Sunday 29 December 2013

The Perils of Trilogy Writing!


I’m currently writing the third draft of Dangerous Phoenix and as usual, this revision is focussed on style alone. But things aren’t working out like that. I have a problem and it’s one, I think, that’s specific to writing a series. Maybe specific to writing a trilogy which has as its base the protagonist’s development over a span of years and during particular events. Structure has reared its ugly head, and a little late in the day.

Before I started on this Indian trilogy, I’d never attempted anything similar before. I could see immediately that I’d need a clear idea of where I was going over all three books and not just in book number one - not necessarily the nitty gritty detail but the overall sweep of the story line. I’d have to drop clues or at least the shadow of a hint as to what might happen in future, otherwise readers of the later book would rightly complain that the plot didn’t ‘fit’ what had gone before. That was the only difficulty I could see with writing a trilogy. But I was wrong. There are others and I’ve just come upon one.
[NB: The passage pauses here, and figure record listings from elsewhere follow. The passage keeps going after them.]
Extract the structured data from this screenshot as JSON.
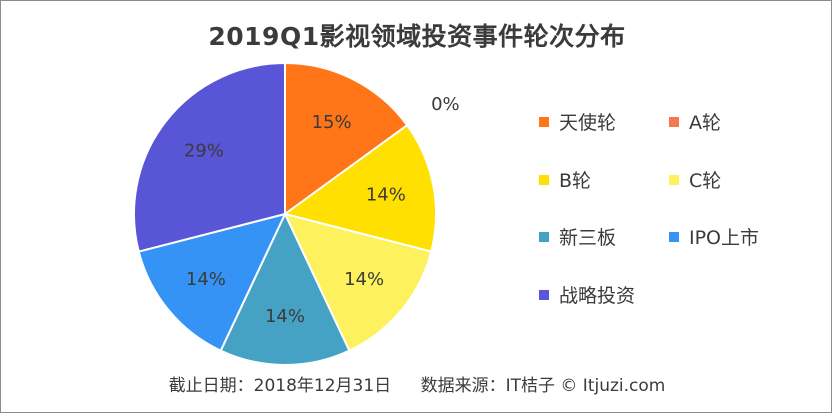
{
  "chart_data": {
    "type": "pie",
    "title": "2019Q1影视领域投资事件轮次分布",
    "slices": [
      {
        "name": "天使轮",
        "value": 15,
        "label": "15%",
        "color": "#FF7518"
      },
      {
        "name": "A轮",
        "value": 0,
        "label": "0%",
        "color": "#F47A4E"
      },
      {
        "name": "B轮",
        "value": 14,
        "label": "14%",
        "color": "#FFE000"
      },
      {
        "name": "C轮",
        "value": 14,
        "label": "14%",
        "color": "#FDF15E"
      },
      {
        "name": "新三板",
        "value": 14,
        "label": "14%",
        "color": "#45A2C4"
      },
      {
        "name": "IPO上市",
        "value": 14,
        "label": "14%",
        "color": "#3693F6"
      },
      {
        "name": "战略投资",
        "value": 29,
        "label": "29%",
        "color": "#5855D6"
      }
    ],
    "legend_position": "right"
  },
  "footer": {
    "date_text": "截止日期：2018年12月31日",
    "source_text": "数据来源：IT桔子 © Itjuzi.com"
  }
}
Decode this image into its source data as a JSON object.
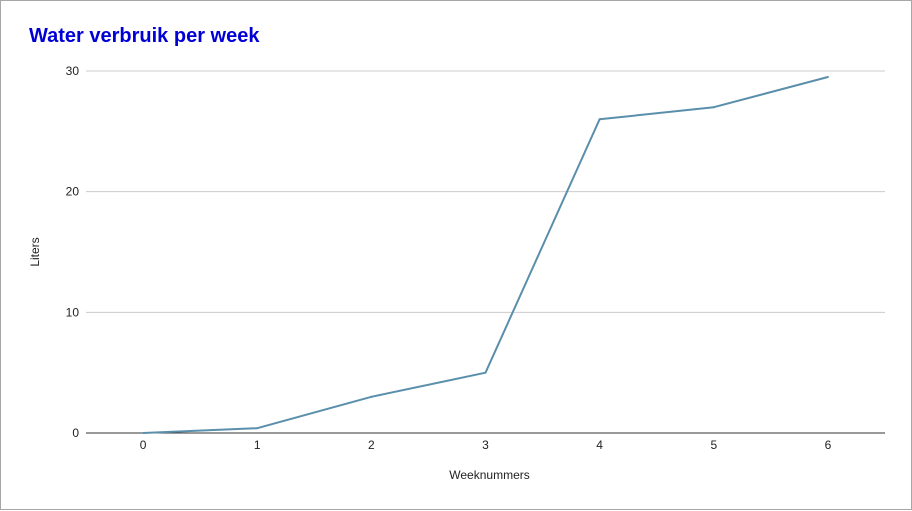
{
  "chart_data": {
    "type": "line",
    "title": "Water verbruik per week",
    "xlabel": "Weeknummers",
    "ylabel": "Liters",
    "x": [
      0,
      1,
      2,
      3,
      4,
      5,
      6
    ],
    "series": [
      {
        "values": [
          0,
          0.4,
          3,
          5,
          26,
          27,
          29.5
        ],
        "color": "#5a8fab"
      }
    ],
    "xlim": [
      -0.5,
      6.5
    ],
    "ylim": [
      0,
      30
    ],
    "yticks": [
      0,
      10,
      20,
      30
    ],
    "xticks": [
      0,
      1,
      2,
      3,
      4,
      5,
      6
    ],
    "grid": true,
    "legend": "none",
    "title_color": "#0000d6"
  }
}
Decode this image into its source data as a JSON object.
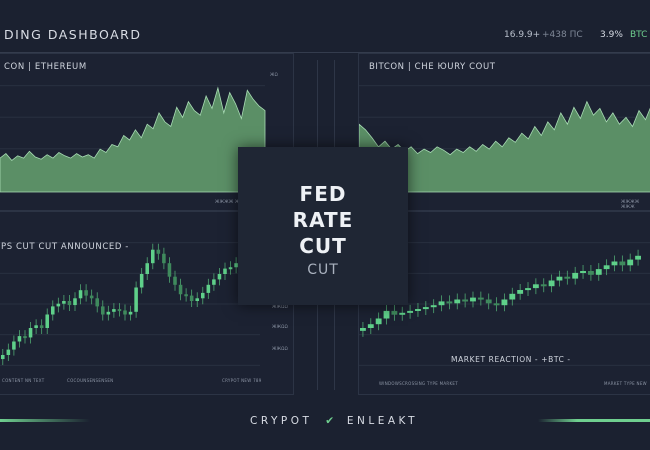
{
  "header": {
    "title": "DING DASHBOARD",
    "ticker_price": "16.9.9+",
    "ticker_change": "+438 ПС",
    "ticker_pct": "3.9%",
    "ticker_symbol": "BTC"
  },
  "colors": {
    "background": "#1b2130",
    "accent": "#6fcf8f",
    "area_fill": "#5b8f66",
    "candle": "#5fd08a"
  },
  "panels": {
    "top_left": {
      "label": "CON | ETHEREUM",
      "axis_label": "ЖΩ",
      "footer": "ЖЖЖЖ ЖЖЖ"
    },
    "top_right": {
      "label": "BITCON | CHE ЮURY COUT",
      "axis_label": "ЖΩ",
      "footer": "ЖЖЖЖ ЖЖЖ"
    },
    "bottom_left": {
      "label": "PS CUT CUT ANNOUNCED -",
      "axis_ticks": [
        "ЖΩΩ",
        "ЖЖΩΩ",
        "ЖЖΩΩ",
        "ЖЖΩΩ"
      ],
      "footer_left": "CONTENT NN TEXT",
      "footer_mid": "COCOUNSENSENSEN",
      "footer_right": "CRYPOT NEW 789"
    },
    "bottom_right": {
      "label": "MARKET REACTION - +BTC -",
      "footer_left": "WINDOWSCROSSING TYPE MARKET",
      "footer_right": "MARKET TYPE NEW"
    }
  },
  "center_card": {
    "line1": "FED",
    "line2": "RATE",
    "line3": "CUT",
    "line4": "CUT"
  },
  "footer": {
    "brand_left": "CRYPOT",
    "brand_right": "ENLEAKT",
    "logo_icon": "check-icon"
  },
  "chart_data": [
    {
      "type": "area",
      "series": [
        {
          "values": [
            30,
            34,
            28,
            32,
            30,
            36,
            31,
            29,
            33,
            30,
            35,
            32,
            30,
            34,
            31,
            33,
            30,
            38,
            35,
            42,
            40,
            50,
            46,
            55,
            48,
            60,
            56,
            70,
            62,
            58,
            75,
            66,
            80,
            72,
            68,
            85,
            74,
            92,
            70,
            88,
            78,
            65,
            90,
            82,
            76,
            72
          ]
        }
      ]
    },
    {
      "type": "area",
      "series": [
        {
          "values": [
            60,
            55,
            48,
            40,
            45,
            38,
            42,
            36,
            40,
            34,
            38,
            35,
            40,
            37,
            33,
            38,
            35,
            40,
            36,
            42,
            38,
            45,
            40,
            48,
            44,
            52,
            47,
            58,
            50,
            62,
            55,
            70,
            60,
            75,
            65,
            80,
            68,
            74,
            62,
            70,
            60,
            66,
            58,
            72,
            64,
            78
          ]
        }
      ]
    },
    {
      "type": "candlestick",
      "series": [
        {
          "values": [
            20,
            24,
            30,
            34,
            33,
            40,
            42,
            40,
            50,
            56,
            58,
            60,
            57,
            62,
            68,
            64,
            62,
            56,
            50,
            52,
            54,
            53,
            50,
            52,
            70,
            80,
            88,
            98,
            95,
            88,
            78,
            72,
            65,
            64,
            60,
            62,
            66,
            72,
            76,
            80,
            84,
            85,
            88,
            92,
            95
          ]
        }
      ]
    },
    {
      "type": "candlestick",
      "series": [
        {
          "values": [
            20,
            24,
            30,
            38,
            34,
            36,
            38,
            40,
            42,
            44,
            48,
            46,
            50,
            48,
            52,
            50,
            46,
            44,
            50,
            56,
            60,
            62,
            66,
            64,
            70,
            74,
            72,
            78,
            80,
            76,
            82,
            86,
            90,
            86,
            92,
            96
          ]
        }
      ]
    }
  ]
}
Reading through the ms of this second book for style, I’ve been uncomfortably conscious that at times the pace slackens and slackens considerably. As a reader, I’m thinking too much narrative, where’s the dialogue?, where’s the action? So what’s causing this hiccup? When I read back over the offending parts, I discovered they were all ‘back story’. Every novel has a back story, of course. The old adage is that you start writing as near to the action as you can and drop in little nuggets of back story as you wend your way through the plot. If you find you’re having to put in too much, then you’ve started too far in and need to go back and begin the novel at an earlier point in the story.
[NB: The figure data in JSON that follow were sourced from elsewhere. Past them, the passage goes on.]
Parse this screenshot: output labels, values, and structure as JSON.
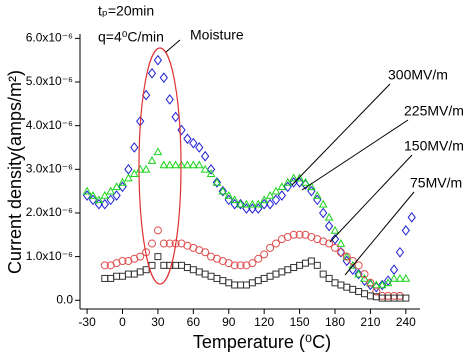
{
  "chart_data": {
    "type": "scatter",
    "x_label": "Temperature (⁰C)",
    "y_label": "Current density(amps/m²)",
    "annotations": [
      "tₚ=20min",
      "q=4⁰C/min",
      "Moisture"
    ],
    "x": [
      -30,
      -25,
      -20,
      -15,
      -10,
      -5,
      0,
      5,
      10,
      15,
      20,
      25,
      30,
      35,
      40,
      45,
      50,
      55,
      60,
      65,
      70,
      75,
      80,
      85,
      90,
      95,
      100,
      105,
      110,
      115,
      120,
      125,
      130,
      135,
      140,
      145,
      150,
      155,
      160,
      165,
      170,
      175,
      180,
      185,
      190,
      195,
      200,
      205,
      210,
      215,
      220,
      225,
      230,
      235,
      240,
      245
    ],
    "series": [
      {
        "name": "300MV/m",
        "color": "#1f1fd6",
        "marker": "diamond",
        "values": [
          2.4e-06,
          2.3e-06,
          2.2e-06,
          2.2e-06,
          2.3e-06,
          2.4e-06,
          2.6e-06,
          3e-06,
          3.5e-06,
          4.1e-06,
          4.7e-06,
          5.2e-06,
          5.5e-06,
          5.1e-06,
          4.6e-06,
          4.2e-06,
          3.9e-06,
          3.7e-06,
          3.6e-06,
          3.5e-06,
          3.3e-06,
          3e-06,
          2.7e-06,
          2.5e-06,
          2.3e-06,
          2.2e-06,
          2.2e-06,
          2.1e-06,
          2.1e-06,
          2.1e-06,
          2.2e-06,
          2.2e-06,
          2.3e-06,
          2.4e-06,
          2.6e-06,
          2.7e-06,
          2.7e-06,
          2.65e-06,
          2.5e-06,
          2.3e-06,
          2e-06,
          1.7e-06,
          1.4e-06,
          1.1e-06,
          9e-07,
          7e-07,
          6e-07,
          4.5e-07,
          3.5e-07,
          3e-07,
          3.5e-07,
          4.5e-07,
          7e-07,
          1.1e-06,
          1.6e-06,
          1.9e-06
        ]
      },
      {
        "name": "225MV/m",
        "color": "#19d419",
        "marker": "triangle",
        "values": [
          2.5e-06,
          2.4e-06,
          2.3e-06,
          2.4e-06,
          2.5e-06,
          2.6e-06,
          2.7e-06,
          2.8e-06,
          2.9e-06,
          3e-06,
          3e-06,
          3.2e-06,
          3.4e-06,
          3.1e-06,
          3.1e-06,
          3.1e-06,
          3.1e-06,
          3.1e-06,
          3.1e-06,
          3.1e-06,
          3e-06,
          2.9e-06,
          2.7e-06,
          2.5e-06,
          2.4e-06,
          2.3e-06,
          2.2e-06,
          2.2e-06,
          2.2e-06,
          2.2e-06,
          2.3e-06,
          2.4e-06,
          2.5e-06,
          2.6e-06,
          2.7e-06,
          2.8e-06,
          2.8e-06,
          2.7e-06,
          2.6e-06,
          2.4e-06,
          2.2e-06,
          1.9e-06,
          1.6e-06,
          1.3e-06,
          1e-06,
          8e-07,
          6e-07,
          5e-07,
          4e-07,
          3.5e-07,
          3.5e-07,
          4e-07,
          5e-07,
          5e-07,
          5e-07,
          null
        ]
      },
      {
        "name": "150MV/m",
        "color": "#e05050",
        "marker": "circle",
        "values": [
          null,
          null,
          null,
          8e-07,
          8e-07,
          8.5e-07,
          9e-07,
          9e-07,
          9.5e-07,
          1e-06,
          1.1e-06,
          1.3e-06,
          1.6e-06,
          1.3e-06,
          1.3e-06,
          1.3e-06,
          1.3e-06,
          1.25e-06,
          1.2e-06,
          1.15e-06,
          1.1e-06,
          1e-06,
          9.5e-07,
          9e-07,
          8.5e-07,
          8e-07,
          8e-07,
          8e-07,
          8.5e-07,
          9.5e-07,
          1.05e-06,
          1.2e-06,
          1.3e-06,
          1.4e-06,
          1.45e-06,
          1.5e-06,
          1.5e-06,
          1.5e-06,
          1.45e-06,
          1.4e-06,
          1.35e-06,
          1.3e-06,
          1.2e-06,
          1.1e-06,
          1e-06,
          9e-07,
          8e-07,
          6e-07,
          4e-07,
          2e-07,
          1e-07,
          1e-07,
          1e-07,
          1e-07,
          null,
          null
        ]
      },
      {
        "name": "75MV/m",
        "color": "#333333",
        "marker": "square",
        "values": [
          null,
          null,
          null,
          5e-07,
          5e-07,
          5.5e-07,
          5.5e-07,
          6e-07,
          6e-07,
          6.5e-07,
          7e-07,
          8e-07,
          1e-06,
          8e-07,
          8e-07,
          8e-07,
          8e-07,
          7.5e-07,
          7e-07,
          6.5e-07,
          6e-07,
          5.5e-07,
          5e-07,
          4.5e-07,
          4e-07,
          3.5e-07,
          3.5e-07,
          3.5e-07,
          4e-07,
          4.5e-07,
          5e-07,
          5.5e-07,
          6e-07,
          6.5e-07,
          7e-07,
          7.5e-07,
          8e-07,
          8.5e-07,
          9e-07,
          8e-07,
          6e-07,
          5e-07,
          4e-07,
          3.5e-07,
          3e-07,
          2.5e-07,
          2e-07,
          1.5e-07,
          1e-07,
          8e-08,
          5e-08,
          5e-08,
          5e-08,
          5e-08,
          5e-08,
          null
        ]
      }
    ],
    "xlim": [
      -36,
      252
    ],
    "xticks": [
      -30,
      0,
      30,
      60,
      90,
      120,
      150,
      180,
      210,
      240
    ],
    "ylim": [
      -2e-07,
      6.1e-06
    ],
    "yticks": [
      {
        "value": 0,
        "label": "0.0"
      },
      {
        "value": 1e-06,
        "label": "1.0x10⁻⁶"
      },
      {
        "value": 2e-06,
        "label": "2.0x10⁻⁶"
      },
      {
        "value": 3e-06,
        "label": "3.0x10⁻⁶"
      },
      {
        "value": 4e-06,
        "label": "4.0x10⁻⁶"
      },
      {
        "value": 5e-06,
        "label": "5.0x10⁻⁶"
      },
      {
        "value": 6e-06,
        "label": "6.0x10⁻⁶"
      }
    ],
    "grid": false
  }
}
So far, so good. But what about when you’re writing something like a trilogy? If each story has a separate plot complete in itself, which mine do, that’s fine. In each novel, you need only minimal background details of your protagonists and where they’ve come from to ‘flesh out’ that particular story line. But what if your plot depends to an extent on protagonists’ reactions to events, and those events are heavily coloured by the past. Then the past needs to be part of the story you’re writing, and that can mean an awful lot of back story. And a problem with repetition, since some of the ‘past’ will have been detailed in a previous book. I’ve rewritten some of the narrative in dialogue and it’s certainly more dynamic now, but there’s an awful lot of back story still hanging around. I’m faced with the difficult decision of just how much I can include without losing my reader or conversely, how much I can cut and still make the characters’ motivations and actions credible. I’m struggling with at the moment and if there’s an easy solution out there, please let me know!

Friday 13 December 2013

Do You Write an SFD?



Dangerous Phoenix has reached a crucial stage. My heroine, Daisy, has pulled it off by escaping from the mausoleum (with only the slightest bit of help from her creator) and storming to the rescue. Naturally her reward is a happy ending – more or less. I have the complete story down, the characters are partly fleshed out and the setting/s are introduced. In other words I’ve finished the SFD or the ‘shitty first draft’. Now how about the second?

This is the stage I love most. It’s the moment when I travel back to the beginning of the novel and begin to fill in the gaps I left – maybe research snippets I needed to check, or a more detailed description of a particular setting, or a deeper understanding of why one of my characters is acting the way they are. It’s also the time when I can start moving ‘stuff’ around, decide just how each chapter is best structured to create flow within and between chapters. And where I discover that though I’ve been too verbose at one point, I actually need an additional scene at another. Or, horrors, I’m guilty of repeating myself. It’s rather like being a potter with a slab of clay. The slab has been moulded into roughly the right size, roughly the right shape, but it needs a more delicate touch now to pinch, to add, to reshape until gradually a miracle happens – something better, tighter, emerges from what was once a little loose, a little baggy. Then all that’s left is to decorate - or in writerly terms, do a third draft. This is where I’ll focus on style and try to make sure that wherever I read, I’ve nailed the right word.

Of course, this sequence won’t work for everyone and it’s always interesting to hear how other writers do it. But for me, it works and I’m getting ready to flex those fingers!